1xBet’s situation illustrates the broader transformation occurring in offshore gambling regulation. The days when operators could shop for the most permissive regulatory environment and then exploit loopholes to avoid accountability are rapidly ending. Curaçao’s transformation from regulatory Wild West to legitimate authority represents a broader trend toward compliance-focused regulation even in traditionally permissive jurisdictions.

For operators with clean records and sustainable business models, this transformation represents an opportunity to compete on a more level playing field. For operators like 1xBet, whose business models have historically depended on regulatory arbitrage and legal ambiguity, it represents an existential threat.

Conclusion: The Reckoning Arrives

The convergence of 1xBet’s troubled history with Curaçao’s regulatory revolution creates a perfect storm of compliance challenges.
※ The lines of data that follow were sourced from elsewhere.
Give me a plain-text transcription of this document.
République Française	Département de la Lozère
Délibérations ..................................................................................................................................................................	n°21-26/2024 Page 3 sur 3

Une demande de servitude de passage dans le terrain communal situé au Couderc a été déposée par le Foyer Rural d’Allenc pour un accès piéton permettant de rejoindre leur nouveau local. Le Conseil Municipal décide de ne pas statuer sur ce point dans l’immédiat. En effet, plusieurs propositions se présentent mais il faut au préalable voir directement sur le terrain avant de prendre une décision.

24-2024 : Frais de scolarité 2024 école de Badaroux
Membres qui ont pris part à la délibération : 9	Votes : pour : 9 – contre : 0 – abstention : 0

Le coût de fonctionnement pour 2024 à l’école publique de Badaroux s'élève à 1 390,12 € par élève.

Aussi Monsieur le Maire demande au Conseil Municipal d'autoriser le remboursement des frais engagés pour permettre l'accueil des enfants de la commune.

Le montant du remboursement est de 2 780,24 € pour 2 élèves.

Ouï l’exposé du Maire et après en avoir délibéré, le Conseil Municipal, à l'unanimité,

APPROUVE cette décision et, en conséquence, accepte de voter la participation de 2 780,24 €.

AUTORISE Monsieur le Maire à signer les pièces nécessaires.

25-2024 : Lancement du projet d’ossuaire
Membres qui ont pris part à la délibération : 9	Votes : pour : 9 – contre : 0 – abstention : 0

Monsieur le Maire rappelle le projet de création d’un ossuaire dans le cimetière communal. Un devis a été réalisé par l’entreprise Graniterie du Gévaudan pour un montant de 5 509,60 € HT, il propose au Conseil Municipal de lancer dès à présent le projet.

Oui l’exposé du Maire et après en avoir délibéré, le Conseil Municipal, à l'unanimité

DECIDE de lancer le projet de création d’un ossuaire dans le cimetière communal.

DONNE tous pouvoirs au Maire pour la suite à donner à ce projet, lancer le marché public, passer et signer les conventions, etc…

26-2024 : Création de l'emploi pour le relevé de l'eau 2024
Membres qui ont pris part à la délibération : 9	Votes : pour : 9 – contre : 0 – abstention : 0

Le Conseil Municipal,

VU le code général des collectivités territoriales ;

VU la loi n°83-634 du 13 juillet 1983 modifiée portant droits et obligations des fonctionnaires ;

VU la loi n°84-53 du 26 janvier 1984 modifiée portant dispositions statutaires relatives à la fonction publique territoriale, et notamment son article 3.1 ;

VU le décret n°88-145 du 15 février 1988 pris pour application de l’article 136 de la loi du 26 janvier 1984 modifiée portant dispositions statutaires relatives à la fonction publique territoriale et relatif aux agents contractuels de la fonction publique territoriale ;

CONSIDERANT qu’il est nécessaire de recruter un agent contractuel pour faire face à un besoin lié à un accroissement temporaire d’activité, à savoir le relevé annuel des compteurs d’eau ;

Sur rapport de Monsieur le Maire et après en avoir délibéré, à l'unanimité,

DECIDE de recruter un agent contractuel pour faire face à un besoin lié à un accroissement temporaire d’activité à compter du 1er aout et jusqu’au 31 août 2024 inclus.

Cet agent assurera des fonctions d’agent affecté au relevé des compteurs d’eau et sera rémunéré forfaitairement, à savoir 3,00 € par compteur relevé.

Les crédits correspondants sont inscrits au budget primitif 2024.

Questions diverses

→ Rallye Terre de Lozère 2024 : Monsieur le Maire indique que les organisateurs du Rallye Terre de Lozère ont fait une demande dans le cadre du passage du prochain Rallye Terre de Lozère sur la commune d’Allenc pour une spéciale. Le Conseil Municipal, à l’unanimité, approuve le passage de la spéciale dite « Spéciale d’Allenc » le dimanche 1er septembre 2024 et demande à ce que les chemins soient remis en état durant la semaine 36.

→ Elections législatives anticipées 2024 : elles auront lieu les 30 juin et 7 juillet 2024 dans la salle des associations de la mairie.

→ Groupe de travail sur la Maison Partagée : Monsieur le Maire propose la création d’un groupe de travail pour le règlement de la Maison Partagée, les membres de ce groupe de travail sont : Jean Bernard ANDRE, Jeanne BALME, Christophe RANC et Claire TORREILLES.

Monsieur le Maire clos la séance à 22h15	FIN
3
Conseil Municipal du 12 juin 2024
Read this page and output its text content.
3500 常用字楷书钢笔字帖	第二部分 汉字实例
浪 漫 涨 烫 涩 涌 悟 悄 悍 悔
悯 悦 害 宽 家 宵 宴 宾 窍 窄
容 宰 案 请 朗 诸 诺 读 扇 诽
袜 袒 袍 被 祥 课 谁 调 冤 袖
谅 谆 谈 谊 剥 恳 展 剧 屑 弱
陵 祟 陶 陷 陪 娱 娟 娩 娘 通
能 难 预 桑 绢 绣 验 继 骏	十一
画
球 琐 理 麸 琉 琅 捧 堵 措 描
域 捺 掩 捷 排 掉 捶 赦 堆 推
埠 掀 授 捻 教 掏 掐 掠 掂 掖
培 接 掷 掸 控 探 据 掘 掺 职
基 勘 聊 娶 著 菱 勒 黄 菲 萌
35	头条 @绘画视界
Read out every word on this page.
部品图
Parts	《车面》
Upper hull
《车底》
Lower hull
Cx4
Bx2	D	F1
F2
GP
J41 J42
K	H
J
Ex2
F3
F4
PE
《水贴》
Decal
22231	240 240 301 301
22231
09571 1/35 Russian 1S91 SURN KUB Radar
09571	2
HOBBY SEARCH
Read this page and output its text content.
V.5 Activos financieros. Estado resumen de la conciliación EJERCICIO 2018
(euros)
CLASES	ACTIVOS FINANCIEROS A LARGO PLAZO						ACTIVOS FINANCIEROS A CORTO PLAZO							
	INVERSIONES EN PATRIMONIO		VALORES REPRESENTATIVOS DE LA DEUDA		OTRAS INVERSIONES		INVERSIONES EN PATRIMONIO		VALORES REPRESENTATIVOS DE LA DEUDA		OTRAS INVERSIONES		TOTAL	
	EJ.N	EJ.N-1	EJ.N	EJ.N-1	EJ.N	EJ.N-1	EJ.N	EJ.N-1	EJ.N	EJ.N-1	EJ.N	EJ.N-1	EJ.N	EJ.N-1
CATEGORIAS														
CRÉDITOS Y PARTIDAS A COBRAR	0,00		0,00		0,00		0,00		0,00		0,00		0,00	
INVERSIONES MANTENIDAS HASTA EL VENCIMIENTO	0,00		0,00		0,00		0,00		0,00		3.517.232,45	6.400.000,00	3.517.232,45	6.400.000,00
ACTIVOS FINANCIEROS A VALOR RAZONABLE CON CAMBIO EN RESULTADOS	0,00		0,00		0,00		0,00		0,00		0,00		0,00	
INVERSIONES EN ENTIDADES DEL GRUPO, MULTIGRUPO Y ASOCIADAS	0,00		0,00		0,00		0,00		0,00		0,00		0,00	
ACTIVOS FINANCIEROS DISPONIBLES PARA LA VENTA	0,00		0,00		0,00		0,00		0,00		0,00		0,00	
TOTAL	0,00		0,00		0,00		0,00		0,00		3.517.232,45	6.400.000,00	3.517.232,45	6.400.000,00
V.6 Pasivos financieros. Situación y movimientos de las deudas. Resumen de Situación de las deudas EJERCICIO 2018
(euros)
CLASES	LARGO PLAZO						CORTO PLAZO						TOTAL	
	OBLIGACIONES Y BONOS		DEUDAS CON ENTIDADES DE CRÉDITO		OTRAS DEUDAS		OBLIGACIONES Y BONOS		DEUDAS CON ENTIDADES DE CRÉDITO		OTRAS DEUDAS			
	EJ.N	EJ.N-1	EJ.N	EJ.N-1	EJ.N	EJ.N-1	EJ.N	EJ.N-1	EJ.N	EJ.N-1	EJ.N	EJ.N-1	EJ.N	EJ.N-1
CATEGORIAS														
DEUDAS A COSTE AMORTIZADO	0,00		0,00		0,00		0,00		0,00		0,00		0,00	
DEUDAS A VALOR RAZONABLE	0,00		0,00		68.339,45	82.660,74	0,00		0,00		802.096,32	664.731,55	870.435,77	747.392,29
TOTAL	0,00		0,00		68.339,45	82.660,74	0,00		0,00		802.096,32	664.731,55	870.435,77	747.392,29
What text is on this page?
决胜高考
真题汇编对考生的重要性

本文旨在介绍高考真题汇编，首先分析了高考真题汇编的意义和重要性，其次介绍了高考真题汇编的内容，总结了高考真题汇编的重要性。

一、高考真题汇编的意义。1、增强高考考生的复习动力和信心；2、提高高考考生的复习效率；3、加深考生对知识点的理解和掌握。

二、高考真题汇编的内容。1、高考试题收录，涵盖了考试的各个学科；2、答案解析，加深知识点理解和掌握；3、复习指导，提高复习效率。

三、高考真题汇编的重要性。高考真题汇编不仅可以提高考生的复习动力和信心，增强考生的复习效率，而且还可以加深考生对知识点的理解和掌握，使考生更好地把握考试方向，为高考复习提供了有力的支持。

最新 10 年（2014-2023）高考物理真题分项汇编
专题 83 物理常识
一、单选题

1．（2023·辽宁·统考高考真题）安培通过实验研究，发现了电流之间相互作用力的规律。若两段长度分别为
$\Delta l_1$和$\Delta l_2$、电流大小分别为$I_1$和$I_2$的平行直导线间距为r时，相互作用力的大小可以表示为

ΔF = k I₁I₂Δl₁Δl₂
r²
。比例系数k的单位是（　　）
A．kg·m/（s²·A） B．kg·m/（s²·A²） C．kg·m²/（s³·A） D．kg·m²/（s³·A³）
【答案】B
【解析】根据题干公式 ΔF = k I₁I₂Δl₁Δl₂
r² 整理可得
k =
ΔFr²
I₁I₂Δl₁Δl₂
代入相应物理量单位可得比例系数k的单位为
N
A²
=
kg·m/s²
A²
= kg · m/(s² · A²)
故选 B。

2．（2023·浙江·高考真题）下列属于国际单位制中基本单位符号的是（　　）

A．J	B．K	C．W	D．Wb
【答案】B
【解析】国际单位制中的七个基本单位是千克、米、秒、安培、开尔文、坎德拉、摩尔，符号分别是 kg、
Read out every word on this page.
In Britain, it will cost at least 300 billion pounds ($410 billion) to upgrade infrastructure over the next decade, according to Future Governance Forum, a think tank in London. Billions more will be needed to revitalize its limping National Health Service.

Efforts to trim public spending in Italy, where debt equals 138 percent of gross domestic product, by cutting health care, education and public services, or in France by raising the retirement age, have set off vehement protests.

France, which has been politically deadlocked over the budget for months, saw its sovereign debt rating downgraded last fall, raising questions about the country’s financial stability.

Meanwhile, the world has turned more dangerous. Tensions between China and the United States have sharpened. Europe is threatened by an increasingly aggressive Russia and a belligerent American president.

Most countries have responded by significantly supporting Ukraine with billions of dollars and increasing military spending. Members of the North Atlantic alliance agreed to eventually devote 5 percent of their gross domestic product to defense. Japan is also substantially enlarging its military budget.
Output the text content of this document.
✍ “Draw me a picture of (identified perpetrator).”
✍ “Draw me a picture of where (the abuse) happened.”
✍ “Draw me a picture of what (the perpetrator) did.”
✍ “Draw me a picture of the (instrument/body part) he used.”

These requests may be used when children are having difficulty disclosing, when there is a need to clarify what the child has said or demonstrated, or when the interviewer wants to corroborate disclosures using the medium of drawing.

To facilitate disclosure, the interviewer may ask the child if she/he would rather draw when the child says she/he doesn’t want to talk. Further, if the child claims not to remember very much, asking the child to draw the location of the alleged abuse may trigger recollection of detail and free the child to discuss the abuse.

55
The company’s bankruptcy case, pattern of unpaid winnings, complex corporate structures, and history of legal battles represent precisely the kind of operational profile that the new LOK framework was designed to exclude from the jurisdiction.

While 1xBet may attempt various corporate maneuvers to maintain its Curaçao presence, the fundamental shift from a system based on regulatory leniency to one focused on compliance and accountability makes its long-term survival in the jurisdiction highly questionable. The same factors that allowed the company to thrive under the old system—complex ownership structures, financial opacity, and regulatory arbitrage—now represent fatal vulnerabilities under the new regime.

The transformation of Curaçao from haven to regulator is complete. For operators like 1xBet, the reckoning has only just begun.